Tribunal Administratif de Dijon — Décision N° TA21-2501392

mardi 14 octobre 2025

JuridictionTribunal Administratif de Dijon
SectionTribunal Administratif de Dijon
N° DossierTA21-2501392
TypeDécision
RecoursExcès de pouvoir
PublicationC
Formation3ème chambre
Avocat requérantSCP AUDARD & ASSOCIES

Résumé IA

Le Tribunal Administratif de Dijon a rejeté la requête de M. D..., ressortissant congolais, contestant l'arrêté préfectoral du 3 mars 2025 lui refusant un titre de séjour et l'obligeant à quitter le territoire. Le tribunal a jugé que les décisions étaient suffisamment motivées et que le préfet avait procédé à un examen réel de sa situation. Il a également estimé que la mesure ne portait pas une atteinte disproportionnée au droit au respect de la vie privée et familiale garanti par l'article 8 de la Convention européenne des droits de l'homme, compte tenu de la durée très récente du séjour et du caractère récent de ses attaches en France. En conséquence, les conclusions à fin d'annulation et les demandes accessoires ont été rejetées.

Texte intégral

Vu la procédure suivante :

Par une requête, enregistrée le 16 avril 2025, M. E..., représenté par Me Audard, demande au tribunal :

1°) d’annuler l’arrêté du 3 mars 2025 par lequel le préfet de la Côte-d’Or a refusé de l’autoriser à résider en France, lui a fait obligation de quitter le territoire français dans un délai de trente jours et a fixé le pays de renvoi ;

2°) d’enjoindre au préfet de la Côte-d’Or de procéder au réexamen de sa situation dans un délai de deux mois à compter de la notification du jugement et de lui délivrer, dans l’attente, une autorisation provisoire de séjour ;

3°) de mettre à la charge de l’État une somme de 1 200 euros à verser à son conseil en application des dispositions combinées du deuxième alinéa de l’article 37 de la loi n° 91-647 du 10 juillet 1991 et de l’article L. 761-1 du code de justice administrative.

M. D... soutient que :
- les décisions de refus d’autorisation de résidence et d’obligation de quitter le territoire français sont entachées d’une insuffisance de motivation et d’un défaut d’examen réel et sérieux de sa situation personnelle ;
- les décisions de refus d’autorisation de résidence et d’obligation de quitter le territoire français méconnaissent les stipulations de l’article 8 de la convention européenne de sauvegarde des droits de l’homme et des libertés fondamentales ;
- la décision fixant le pays de renvoi est illégale par voie de conséquence de l’illégalité entachant les décisions de refus d’autorisation de résidence et d’obligation de quitter le territoire français ;
- la décision fixant le pays de renvoi méconnaît les stipulations de l’article 3 de la convention européenne de sauvegarde des droits de l’homme et des libertés fondamentales.

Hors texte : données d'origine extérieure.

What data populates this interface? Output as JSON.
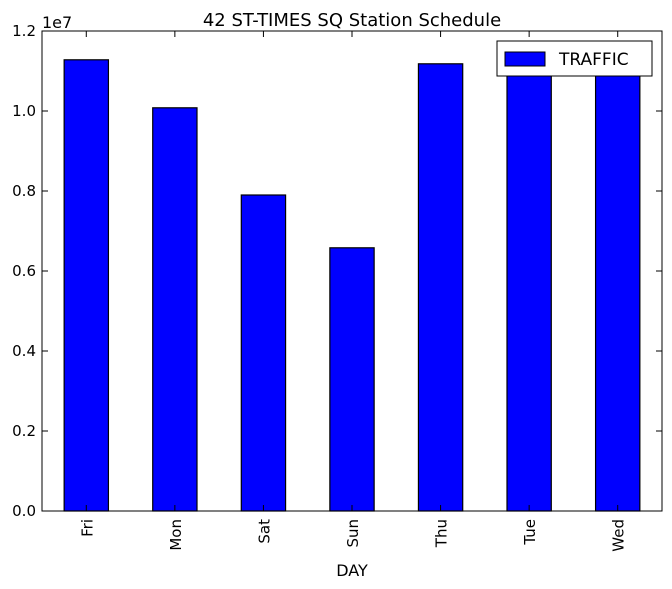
{
  "chart_data": {
    "type": "bar",
    "title": "42 ST-TIMES SQ Station Schedule",
    "xlabel": "DAY",
    "ylabel": "",
    "y_multiplier_label": "1e7",
    "categories": [
      "Fri",
      "Mon",
      "Sat",
      "Sun",
      "Thu",
      "Tue",
      "Wed"
    ],
    "series": [
      {
        "name": "TRAFFIC",
        "values": [
          11280000,
          10080000,
          7900000,
          6580000,
          11180000,
          10880000,
          10880000
        ],
        "color": "#0000ff"
      }
    ],
    "ylim": [
      0,
      12000000
    ],
    "yticks": [
      0,
      2000000,
      4000000,
      6000000,
      8000000,
      10000000,
      12000000
    ],
    "ytick_labels": [
      "0.0",
      "0.2",
      "0.4",
      "0.6",
      "0.8",
      "1.0",
      "1.2"
    ],
    "grid": false,
    "legend_position": "top-right"
  }
}
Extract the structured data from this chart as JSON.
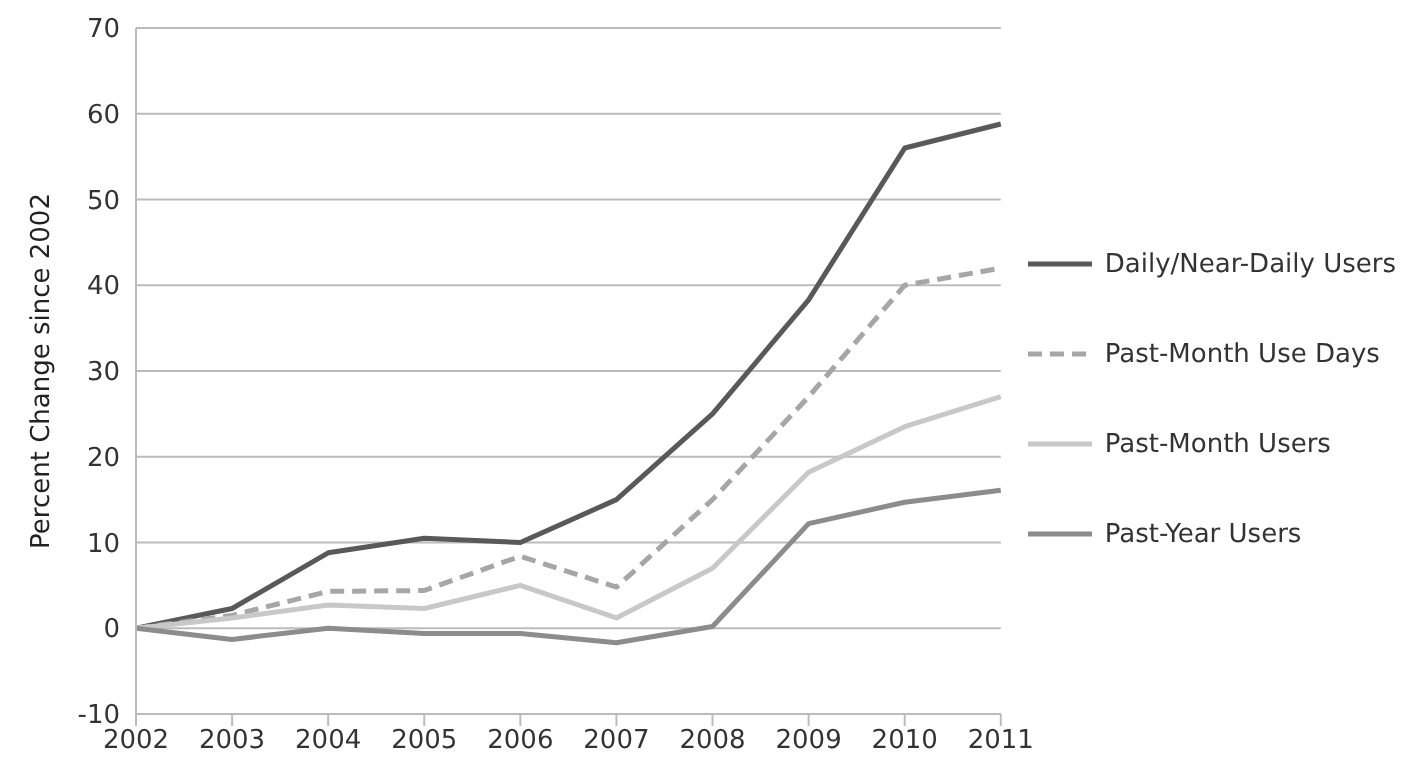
{
  "chart_data": {
    "type": "line",
    "ylabel": "Percent Change since 2002",
    "categories": [
      "2002",
      "2003",
      "2004",
      "2005",
      "2006",
      "2007",
      "2008",
      "2009",
      "2010",
      "2011"
    ],
    "series": [
      {
        "name": "Daily/Near-Daily Users",
        "color": "#595959",
        "line_style": "solid",
        "values": [
          0,
          2.3,
          8.8,
          10.5,
          10,
          15,
          25,
          38.3,
          56,
          58.8
        ]
      },
      {
        "name": "Past-Month Use Days",
        "color": "#a6a6a6",
        "line_style": "dashed",
        "values": [
          0,
          1.5,
          4.3,
          4.4,
          8.4,
          4.8,
          15,
          27,
          40,
          42
        ]
      },
      {
        "name": "Past-Month Users",
        "color": "#c8c8c8",
        "line_style": "solid",
        "values": [
          0,
          1.2,
          2.7,
          2.3,
          5,
          1.2,
          7,
          18.2,
          23.5,
          27
        ]
      },
      {
        "name": "Past-Year Users",
        "color": "#8c8c8c",
        "line_style": "solid",
        "values": [
          0,
          -1.3,
          0,
          -0.6,
          -0.6,
          -1.7,
          0.2,
          12.2,
          14.7,
          16.1
        ]
      }
    ],
    "ylim": [
      -10,
      70
    ],
    "yticks": [
      -10,
      0,
      10,
      20,
      30,
      40,
      50,
      60,
      70
    ],
    "grid": "y",
    "legend": "right",
    "marker": "none"
  }
}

Par un mémoire en défense, enregistré le 22 mai 2025, le préfet de la Côte-d’Or conclut au rejet de la requête et à ce qu’une somme de 500 euros soit mise à la charge de M. D... au titre de l’article L. 761-1 du code de justice administrative.

Le préfet soutient que les moyens soulevés par M. D... ne sont pas fondés.

M. D... a été admis au bénéfice de l’aide juridictionnelle totale par une décision du 19 mai 2025.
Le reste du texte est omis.